Un recul attribué aux retours

Cette diminution s’explique par une hausse notable des retours, tant de réfugiés que de personnes déplacées à l’intérieur de leur propre pays. Le HCR fait état de « une forte augmentation des retours des réfugiés » dans leurs régions ou pays d’origine. Les dynamiques observées en Afghanistan, en République démocratique du Congo, au Soudan et en Syrie ont contribué à cette tendance.

Cependant, l’organisation onusienne nuance ce constat positif. Elle précise que ces retours se déroulent souvent « sous diverses formes de pression, vers des pays où l’insécurité persiste ». La situation sur le terrain reste précaire pour de nombreuses familles contraintes de rentrer dans des zones encore fragiles.
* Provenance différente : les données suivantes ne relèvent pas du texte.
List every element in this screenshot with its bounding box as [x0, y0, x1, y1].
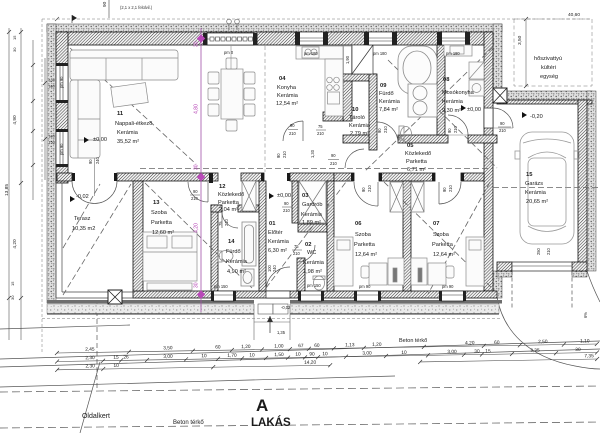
- footpath upper edge: [0, 376, 395, 387]
- svg-text:Gardrób: Gardrób: [302, 202, 323, 208]
- wc door: [298, 245, 315, 262]
- svg-text:3,50: 3,50: [517, 35, 523, 45]
- svg-text:210: 210: [317, 131, 325, 136]
- svg-text:6%: 6%: [583, 312, 588, 318]
- pavement strip along bottom: [47, 304, 499, 314]
- eaves top: [42, 18, 592, 20]
- svg-text:90: 90: [442, 187, 447, 192]
- svg-text:Terasz: Terasz: [74, 216, 91, 222]
- svg-text:Kerámia: Kerámia: [226, 259, 248, 265]
- wall over gardrob: [290, 173, 334, 181]
- ridge line: [140, 168, 493, 170]
- svg-text:Parketta: Parketta: [151, 220, 173, 226]
- coffee table: [111, 83, 148, 108]
- road kerb line S2: [0, 349, 600, 367]
- svg-text:90: 90: [290, 123, 295, 128]
- svg-text:Kerámia: Kerámia: [303, 260, 325, 266]
- kitchen top window with squares: [207, 33, 254, 45]
- svg-text:210: 210: [546, 247, 551, 255]
- window end caps: [56, 32, 470, 301]
- svg-text:12,54 m²: 12,54 m²: [276, 101, 298, 107]
- svg-text:60: 60: [494, 340, 500, 346]
- gardrob/wc left wall pieces: [292, 181, 298, 223]
- svg-text:Parketta: Parketta: [432, 242, 454, 248]
- bottom dims: [55, 338, 599, 372]
- mosokonyha appliances: [469, 62, 484, 79]
- svg-text:WC: WC: [307, 250, 316, 256]
- svg-text:210: 210: [283, 208, 291, 213]
- svg-text:100: 100: [49, 79, 55, 83]
- svg-text:pm 150: pm 150: [214, 284, 228, 289]
- svg-text:240: 240: [95, 156, 100, 164]
- wardrobe X boxes: [242, 181, 424, 223]
- road kerb line S1: [0, 341, 600, 359]
- svg-text:Beton térkő: Beton térkő: [399, 338, 427, 344]
- svg-text:90: 90: [193, 189, 198, 194]
- svg-text:7,35: 7,35: [584, 353, 594, 359]
- terrace diagonal 2: [63, 184, 100, 248]
- svg-text:40,60: 40,60: [568, 12, 580, 18]
- svg-text:210: 210: [499, 128, 507, 133]
- room06 door: [354, 182, 378, 206]
- level flags: [70, 105, 527, 202]
- svg-text:Konyha: Konyha: [277, 85, 297, 91]
- dining chairs left: [208, 72, 219, 84]
- room13 right wall: [211, 205, 218, 291]
- svg-text:100: 100: [49, 135, 55, 139]
- svg-text:Kerámia: Kerámia: [117, 130, 139, 136]
- svg-text:210: 210: [367, 184, 372, 192]
- door jamb caps: [72, 173, 464, 183]
- window top 3: [441, 32, 466, 45]
- door room12 to furdo14: [222, 212, 238, 228]
- svg-text:4,90: 4,90: [12, 115, 18, 125]
- kitchen-hall diagonal: [388, 60, 497, 168]
- svg-text:4,20: 4,20: [194, 223, 200, 233]
- svg-text:pm 90: pm 90: [442, 284, 454, 289]
- svg-text:90: 90: [88, 159, 93, 164]
- svg-text:-0,02: -0,02: [76, 194, 89, 200]
- bottom window wc: [300, 291, 322, 301]
- svg-text:90: 90: [276, 153, 281, 158]
- svg-text:Közlekedő: Közlekedő: [218, 192, 244, 198]
- svg-text:kültéri: kültéri: [541, 65, 556, 71]
- tarolo niche bottom: [343, 74, 376, 81]
- svg-text:1,13: 1,13: [345, 342, 355, 348]
- left dim column: [9, 28, 45, 340]
- svg-text:4,80: 4,80: [194, 104, 200, 114]
- svg-text:Fürdő: Fürdő: [226, 249, 241, 255]
- entrance axis mark: [269, 316, 271, 333]
- dining chair top/bottom: [226, 58, 237, 69]
- svg-text:15: 15: [113, 355, 119, 361]
- garage bottom wall pieces: [497, 262, 512, 271]
- eloter left wall: [259, 181, 266, 291]
- svg-text:2,04 m²: 2,04 m²: [219, 207, 238, 213]
- svg-text:60: 60: [215, 344, 221, 350]
- top wall: [56, 32, 493, 45]
- svg-text:210: 210: [383, 125, 388, 133]
- entrance steps: [258, 304, 288, 314]
- door to room13: [188, 182, 208, 202]
- svg-text:A: A: [256, 396, 268, 415]
- svg-text:210: 210: [448, 184, 453, 192]
- svg-text:30: 30: [10, 295, 15, 300]
- svg-text:06: 06: [355, 221, 362, 227]
- svg-text:03: 03: [302, 193, 309, 199]
- svg-text:90: 90: [102, 1, 108, 7]
- svg-text:210: 210: [330, 161, 338, 166]
- furdo14 tub: [242, 222, 256, 266]
- svg-text:30: 30: [12, 47, 17, 52]
- stipple left: [47, 24, 56, 303]
- left wall window 2: [56, 131, 68, 165]
- eaves dashed bottom: [42, 318, 500, 320]
- svg-text:1,30: 1,30: [310, 149, 315, 158]
- svg-text:20,65 m²: 20,65 m²: [526, 199, 548, 205]
- entrance walkway: [254, 300, 290, 341]
- svg-text:4,90 m²: 4,90 m²: [227, 269, 246, 275]
- bottom window room06: [356, 291, 379, 301]
- short kerb line left: [0, 325, 130, 329]
- corridor wall with door: [323, 112, 343, 121]
- driveway arc big: [497, 297, 600, 369]
- room07 door: [439, 182, 461, 204]
- svg-text:Beton térkő: Beton térkő: [173, 420, 204, 426]
- mosokonyha door: [448, 115, 468, 135]
- svg-text:pm 90: pm 90: [59, 143, 64, 155]
- garage corner column: [493, 88, 507, 103]
- svg-text:13: 13: [153, 200, 160, 206]
- bottom wall: [133, 291, 497, 298]
- terrace slab edge: [56, 183, 133, 298]
- svg-text:10: 10: [352, 107, 358, 113]
- svg-text:1,35: 1,35: [277, 330, 286, 335]
- svg-text:2,79 m²: 2,79 m²: [350, 131, 369, 137]
- bed room13: [143, 232, 197, 281]
- garage access door opening: [484, 108, 493, 128]
- svg-text:2,45: 2,45: [85, 347, 95, 353]
- svg-text:30: 30: [575, 347, 581, 353]
- svg-text:egység: egység: [540, 74, 558, 80]
- svg-text:90: 90: [284, 201, 289, 206]
- svg-text:hőszivattyú: hőszivattyú: [534, 56, 562, 62]
- svg-text:1,00: 1,00: [274, 343, 284, 349]
- desk room06: [369, 263, 387, 285]
- dining chairs right: [244, 72, 255, 84]
- svg-text:90: 90: [331, 153, 336, 158]
- svg-text:±0,00: ±0,00: [277, 193, 291, 199]
- svg-text:210: 210: [453, 125, 458, 133]
- eloter diagonal: [266, 174, 352, 288]
- stipple garage top: [502, 91, 592, 100]
- svg-text:Kerámia: Kerámia: [379, 99, 401, 105]
- svg-text:90: 90: [309, 351, 315, 357]
- stipple garage right: [587, 91, 596, 271]
- svg-text:Szoba: Szoba: [433, 232, 450, 238]
- svg-text:30: 30: [474, 349, 480, 355]
- svg-text:3,00: 3,00: [447, 349, 457, 355]
- bottom window furdo14: [213, 291, 234, 301]
- eaves left: [41, 19, 43, 352]
- tarolo bottom wall: [343, 135, 369, 143]
- svg-text:pm 150: pm 150: [307, 283, 321, 288]
- kitchen stove burners: [305, 49, 481, 93]
- svg-text:Közlekedő: Közlekedő: [405, 151, 431, 157]
- svg-text:12,60 m²: 12,60 m²: [152, 230, 174, 236]
- gardrob door: [298, 186, 315, 203]
- living diagonal: [70, 48, 196, 164]
- rooms06/07 divider: [403, 181, 411, 291]
- svg-text:30: 30: [194, 164, 200, 170]
- svg-text:1,20: 1,20: [372, 342, 382, 348]
- garage door opening: [512, 262, 572, 271]
- dining table: [221, 69, 243, 119]
- svg-text:Kerámia: Kerámia: [525, 190, 547, 196]
- left wall: [56, 32, 68, 183]
- svg-text:Kerámia: Kerámia: [442, 99, 464, 105]
- property dashed vertical: [96, 303, 98, 390]
- driveway dashed edges: [511, 271, 513, 308]
- svg-text:15: 15: [526, 172, 533, 178]
- mosokonyha diagonal: [364, 47, 493, 172]
- svg-text:14,20: 14,20: [304, 360, 316, 366]
- svg-text:Kerámia: Kerámia: [301, 212, 323, 218]
- rooms06/07 top wall pieces: [334, 173, 354, 181]
- window top 2: [368, 32, 393, 45]
- svg-text:Fürdő: Fürdő: [379, 91, 394, 97]
- svg-text:Garázs: Garázs: [525, 181, 543, 187]
- stipple garage bottom pieces: [497, 271, 512, 277]
- svg-text:6,30 m²: 6,30 m²: [268, 248, 287, 254]
- stipple right upper: [493, 24, 502, 91]
- furdo14 wc: [219, 251, 233, 262]
- terrace corner column: [108, 290, 122, 304]
- tall cabinet beside niche: [344, 46, 352, 74]
- desk room07: [428, 263, 446, 285]
- svg-text:250: 250: [536, 247, 541, 255]
- svg-text:30: 30: [194, 41, 200, 47]
- svg-text:10: 10: [295, 352, 301, 358]
- svg-text:pm 0: pm 0: [224, 50, 234, 55]
- entrance door arc: [266, 267, 290, 291]
- svg-text:Mosókonyha: Mosókonyha: [442, 90, 475, 96]
- svg-text:Parketta: Parketta: [354, 242, 376, 248]
- svg-text:1,90: 1,90: [345, 55, 350, 64]
- room13 left wall: [133, 181, 143, 291]
- svg-text:4,20: 4,20: [12, 239, 18, 249]
- svg-text:09: 09: [380, 83, 387, 89]
- svg-text:12: 12: [219, 184, 225, 190]
- svg-text:Kerámia: Kerámia: [268, 239, 290, 245]
- furdo09 door: [377, 122, 398, 143]
- kitchen/tarolo wall: [343, 74, 352, 121]
- svg-text:30: 30: [194, 282, 200, 288]
- svg-text:10: 10: [201, 353, 207, 359]
- tarolo right wall: [369, 74, 377, 150]
- svg-text:pm 180: pm 180: [446, 51, 460, 56]
- svg-text:90: 90: [500, 121, 505, 126]
- svg-text:150: 150: [49, 141, 55, 145]
- svg-text:11: 11: [117, 111, 124, 117]
- svg-text:2,30: 2,30: [85, 363, 95, 369]
- svg-text:14: 14: [228, 239, 235, 245]
- svg-text:10: 10: [401, 350, 407, 356]
- svg-text:Nappali-étkező: Nappali-étkező: [115, 121, 152, 127]
- sofa L top: [70, 50, 178, 80]
- svg-text:90: 90: [361, 187, 366, 192]
- terrace diagonal 1: [63, 184, 131, 295]
- kitchen floor boundary dashed: [264, 46, 266, 172]
- svg-text:210: 210: [191, 196, 199, 201]
- svg-text:pm 90: pm 90: [359, 284, 371, 289]
- svg-text:10: 10: [249, 352, 255, 358]
- pm0 leader line: [230, 46, 232, 69]
- svg-text:LAKÁS: LAKÁS: [251, 416, 291, 429]
- bed room06: [334, 237, 353, 286]
- garage top wall: [497, 100, 592, 104]
- tarolo niche with diagonal: [352, 45, 373, 74]
- driveway arc small: [587, 271, 600, 302]
- svg-text:210: 210: [289, 131, 297, 136]
- furdo14 basin: [241, 269, 254, 286]
- svg-text:±0,00: ±0,00: [467, 107, 481, 113]
- svg-text:01: 01: [269, 221, 276, 227]
- svg-text:9,30 m²: 9,30 m²: [442, 108, 461, 114]
- kitchen right counter: [325, 59, 343, 116]
- svg-text:Kerámia: Kerámia: [349, 123, 371, 129]
- svg-text:1,89 m²: 1,89 m²: [302, 220, 321, 226]
- svg-text:Tároló: Tároló: [349, 115, 365, 121]
- garage ridge dashed: [493, 187, 600, 189]
- svg-text:pm 180: pm 180: [373, 51, 387, 56]
- svg-text:Oldalkert: Oldalkert: [82, 413, 110, 420]
- wall over gardrob passage: [241, 173, 264, 181]
- svg-text:2,30: 2,30: [85, 355, 95, 361]
- entrance door opening: [266, 291, 290, 298]
- stipple below garage (house right): [493, 271, 502, 298]
- bed room07: [466, 237, 484, 286]
- wc02 toilet: [314, 276, 325, 290]
- svg-text:210: 210: [282, 150, 287, 158]
- svg-text:3,50: 3,50: [163, 345, 173, 351]
- room07 diagonal A: [384, 182, 496, 292]
- furdo09 corner tub: [218, 46, 437, 290]
- svg-text:7,84 m²: 7,84 m²: [379, 107, 398, 113]
- window top 1: [299, 32, 324, 45]
- left wall window 1: [56, 65, 68, 101]
- stipple top: [47, 24, 502, 32]
- svg-text:-0,02: -0,02: [281, 305, 291, 310]
- window mid lines: [207, 38, 254, 40]
- svg-text:pm 180: pm 180: [304, 51, 318, 56]
- svg-text:15: 15: [485, 348, 491, 354]
- kitchen top counter + fridge: [296, 46, 343, 59]
- right wall (house+garage shared): [484, 32, 493, 291]
- svg-text:1,98 m²: 1,98 m²: [303, 269, 322, 275]
- svg-text:75: 75: [218, 221, 223, 226]
- svg-text:13,85: 13,85: [4, 184, 10, 196]
- garage right wall: [578, 100, 587, 271]
- svg-text:210: 210: [224, 218, 229, 226]
- svg-text:240: 240: [272, 264, 277, 272]
- plinth dark strip bottom: [47, 300, 502, 304]
- svg-text:10: 10: [113, 363, 119, 369]
- wall room12/furdo14 pieces: [211, 205, 222, 212]
- svg-text:Szoba: Szoba: [355, 232, 372, 238]
- footpath slant: [80, 362, 100, 433]
- svg-text:75: 75: [294, 244, 299, 249]
- svg-text:75: 75: [318, 124, 323, 129]
- svg-text:67: 67: [298, 343, 304, 349]
- svg-text:10,35 m2: 10,35 m2: [72, 226, 95, 232]
- svg-text:Parketta: Parketta: [406, 159, 428, 165]
- svg-text:90: 90: [377, 128, 382, 133]
- svg-text:3,35: 3,35: [530, 348, 540, 354]
- svg-text:3,00: 3,00: [163, 354, 173, 360]
- svg-text:07: 07: [433, 221, 439, 227]
- svg-text:90: 90: [447, 128, 452, 133]
- svg-text:05: 05: [407, 143, 414, 149]
- svg-text:35,52 m²: 35,52 m²: [117, 139, 139, 145]
- car in garage: [515, 132, 579, 244]
- svg-text:08: 08: [443, 77, 450, 83]
- furdo/mosokonyha divider: [437, 45, 445, 135]
- svg-text:Szoba: Szoba: [151, 210, 168, 216]
- svg-text:150: 150: [49, 85, 55, 89]
- svg-text:Kerámia: Kerámia: [277, 93, 299, 99]
- road dashed line D2: [0, 422, 600, 428]
- sofa L left: [70, 80, 100, 158]
- hall west door arc: [345, 149, 364, 168]
- svg-text:04: 04: [279, 76, 286, 82]
- svg-text:12,64 m²: 12,64 m²: [355, 252, 377, 258]
- terrace sliding door: [72, 181, 117, 204]
- kitchen window mullion squares: [210, 37, 253, 41]
- svg-text:26: 26: [123, 355, 129, 361]
- svg-text:10: 10: [322, 351, 328, 357]
- svg-text:4,20: 4,20: [465, 340, 475, 346]
- corridor door to eloter: [283, 121, 303, 141]
- room13 diagonal: [145, 183, 252, 288]
- svg-text:2,50: 2,50: [538, 339, 548, 345]
- svg-text:210: 210: [293, 251, 301, 256]
- svg-text:1,10: 1,10: [580, 338, 590, 344]
- furdo09 wc: [401, 127, 412, 142]
- top dims: [55, 0, 109, 21]
- svg-text:1,20: 1,20: [241, 344, 251, 350]
- garage access door: [493, 108, 513, 128]
- road dashed centerline D1: [0, 386, 600, 392]
- svg-text:(2,1 x 2,1 felülvil.): (2,1 x 2,1 felülvil.): [120, 5, 153, 10]
- svg-text:±0,00: ±0,00: [93, 137, 107, 143]
- bottom window room07: [441, 291, 464, 301]
- gardrob/wc divider: [298, 224, 327, 232]
- room07 diagonal B: [428, 182, 490, 294]
- svg-text:-0,20: -0,20: [530, 114, 543, 120]
- furdo09 vanity basins: [408, 84, 437, 117]
- living bottom wall: [117, 173, 218, 181]
- svg-text:15: 15: [10, 281, 15, 286]
- gardrob/wc right wall: [327, 181, 334, 291]
- svg-text:12,64 m²: 12,64 m²: [433, 252, 455, 258]
- svg-text:Előtér: Előtér: [268, 230, 283, 236]
- svg-text:6,71 m²: 6,71 m²: [407, 167, 426, 173]
- svg-text:15: 15: [12, 35, 17, 40]
- svg-text:3,00: 3,00: [362, 350, 372, 356]
- furdo09 bottom wall: [398, 135, 448, 143]
- svg-text:02: 02: [305, 242, 311, 248]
Une décennie de hausse continue

Ce repli marque une rupture après une longue période d’aggravation. Depuis le milieu des années 2010, le nombre de déplacés de force n’avait cessé de croître, alimenté par des conflits prolongés, des crises politiques et des catastrophes naturelles. Les chiffres avaient atteint des records historiques, dépassant les 120 millions de personnes en 2024.

L’année 2025 constitue donc un tournant statistique, même si le niveau global reste extrêmement élevé. Les 118 millions de déplacés recensés représentent encore une population équivalente à celle d’un grand pays.

Des motifs de prudence

Les experts du HCR soulignent que cette baisse ne signifie pas un règlement des causes profondes de l’exil forcé. Les conflits en cours, l’instabilité politique et les conséquences du changement climatique continuent de provoquer des déplacements massifs dans plusieurs régions du globe. Les retours eux-mêmes ne sont pas toujours synonymes de solutions durables, certaines personnes regagnant des zones où les infrastructures sont détruites et la sécurité minimale.

La communauté internationale est appelée à maintenir ses efforts de protection et d’aide aux réfugiés et déplacés internes, afin d’éviter que ce reflux ponctuel ne soit suivi d’une nouvelle vague de déplacements.